The findings are published in Science “An AAV capsid reprogrammed to bind human transferrin receptor mediates brain-wide gene delivery.”
“Developing vehicles that efficiently deliver genes throughout the human central nervous system (CNS) will broaden the range of treatable genetic diseases. We engineered an adeno-associated virus (AAV) capsid, BI-hTFR1, that binds human transferrin receptor (TfR1), a protein expressed on the blood-brain barrier (BBB).”
To test the AAVs in animals, the researchers used mice in which the mouse gene that encodes the transferrin receptor was replaced with its human equivalent. The team injected the AAVs into the bloodstream of adult mice and found dramatically higher levels of the AAVs in the brain and spinal cord compared to mice without the human transferrin receptor gene, indicating that the receptor was actively ferrying the AAVs across the blood-brain barrier.

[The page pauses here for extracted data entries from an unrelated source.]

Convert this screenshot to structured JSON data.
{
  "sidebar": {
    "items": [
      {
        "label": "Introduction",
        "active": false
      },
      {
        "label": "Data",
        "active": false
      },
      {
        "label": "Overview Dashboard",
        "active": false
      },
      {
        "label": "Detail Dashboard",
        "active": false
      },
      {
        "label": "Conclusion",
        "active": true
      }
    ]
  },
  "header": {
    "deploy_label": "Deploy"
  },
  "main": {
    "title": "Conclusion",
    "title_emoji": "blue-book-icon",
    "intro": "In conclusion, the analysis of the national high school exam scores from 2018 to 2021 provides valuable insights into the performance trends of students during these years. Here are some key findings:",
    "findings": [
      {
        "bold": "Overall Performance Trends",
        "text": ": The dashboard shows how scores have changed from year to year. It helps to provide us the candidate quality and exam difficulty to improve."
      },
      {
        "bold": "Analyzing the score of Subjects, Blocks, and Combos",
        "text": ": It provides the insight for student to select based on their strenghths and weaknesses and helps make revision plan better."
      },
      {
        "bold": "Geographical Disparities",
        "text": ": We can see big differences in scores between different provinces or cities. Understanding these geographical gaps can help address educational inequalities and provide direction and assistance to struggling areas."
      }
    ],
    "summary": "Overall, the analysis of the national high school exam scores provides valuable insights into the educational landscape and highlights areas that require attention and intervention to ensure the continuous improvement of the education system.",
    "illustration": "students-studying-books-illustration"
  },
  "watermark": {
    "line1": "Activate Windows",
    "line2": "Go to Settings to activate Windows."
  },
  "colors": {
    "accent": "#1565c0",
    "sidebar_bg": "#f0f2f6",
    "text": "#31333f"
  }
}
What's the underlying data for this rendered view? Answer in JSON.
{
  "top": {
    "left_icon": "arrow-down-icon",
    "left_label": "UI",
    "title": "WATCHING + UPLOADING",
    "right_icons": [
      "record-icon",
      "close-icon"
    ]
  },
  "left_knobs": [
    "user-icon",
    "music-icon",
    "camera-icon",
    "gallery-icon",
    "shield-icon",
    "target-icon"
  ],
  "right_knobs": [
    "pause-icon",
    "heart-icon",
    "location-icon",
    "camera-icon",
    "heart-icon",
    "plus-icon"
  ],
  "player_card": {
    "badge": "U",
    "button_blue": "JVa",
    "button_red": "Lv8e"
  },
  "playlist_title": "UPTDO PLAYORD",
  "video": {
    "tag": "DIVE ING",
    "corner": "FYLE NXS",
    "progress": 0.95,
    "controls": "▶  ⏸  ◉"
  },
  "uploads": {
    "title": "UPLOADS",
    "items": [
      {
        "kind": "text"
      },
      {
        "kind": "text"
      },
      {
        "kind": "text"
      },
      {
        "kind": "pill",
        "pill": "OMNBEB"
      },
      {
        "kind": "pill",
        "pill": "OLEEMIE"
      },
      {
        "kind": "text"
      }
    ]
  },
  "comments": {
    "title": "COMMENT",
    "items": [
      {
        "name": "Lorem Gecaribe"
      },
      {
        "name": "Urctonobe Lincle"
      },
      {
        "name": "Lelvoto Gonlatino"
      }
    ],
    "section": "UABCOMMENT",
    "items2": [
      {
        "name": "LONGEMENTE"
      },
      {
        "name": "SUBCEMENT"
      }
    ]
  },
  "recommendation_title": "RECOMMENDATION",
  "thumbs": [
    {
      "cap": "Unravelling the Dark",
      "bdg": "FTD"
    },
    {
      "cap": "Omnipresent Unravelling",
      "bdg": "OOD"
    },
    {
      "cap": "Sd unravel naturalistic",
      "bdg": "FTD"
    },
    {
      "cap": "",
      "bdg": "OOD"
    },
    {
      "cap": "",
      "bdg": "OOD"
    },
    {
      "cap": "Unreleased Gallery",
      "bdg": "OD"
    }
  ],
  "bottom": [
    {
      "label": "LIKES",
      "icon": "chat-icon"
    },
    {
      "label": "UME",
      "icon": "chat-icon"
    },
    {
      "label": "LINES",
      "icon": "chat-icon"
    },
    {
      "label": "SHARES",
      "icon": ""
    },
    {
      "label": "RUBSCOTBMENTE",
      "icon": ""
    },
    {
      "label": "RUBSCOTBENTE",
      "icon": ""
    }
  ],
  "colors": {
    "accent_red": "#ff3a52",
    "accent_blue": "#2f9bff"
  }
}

The AAVs also showed 40–50 times higher accumulation in brain tissue than AAV9, which is part of an FDA-approved therapy for spinal muscular atrophy in infants but is relatively inefficient at delivering cargo to the adult brain. The new AAVs reached up to 71% of neurons and 92% of astrocytes in different regions of the brain.
In work led by research scientist Jason Wu, PhD, Deverman’s team also used the AAVs to deliver healthy copies of the human GBA1 gene, which is mutated in several neurological conditions. The new AAVs delivered 30 times more copies of the GBA1 gene than AAV9 in mice and were delivered throughout the brain.
The team reported that the new AAVs are ideal for gene therapy because they target a human protein and have similar production and purification yields as AAV9 using scalable manufacturing methods. A biotech company co-founded by Deverman, Apertura Gene Therapy, is already developing new therapies using the AAVs to target the central nervous system.
With further development, the researchers believe it’s possible to improve the gene-delivery efficiency of their AAVs to the central nervous system, decrease their accumulation in the liver, and avoid inactivation by antibodies in some patients.
“When we think about gene therapy for a whole-brain disease like prion disease, you need really systemic delivery and broad biodistribution in order to achieve anything,” said Eric Minikel, PhD, a researcher at the Broad. “Naturally occurring AAVs just aren’t going to get you anywhere. This engineered capsid opens up a world of possibilities.”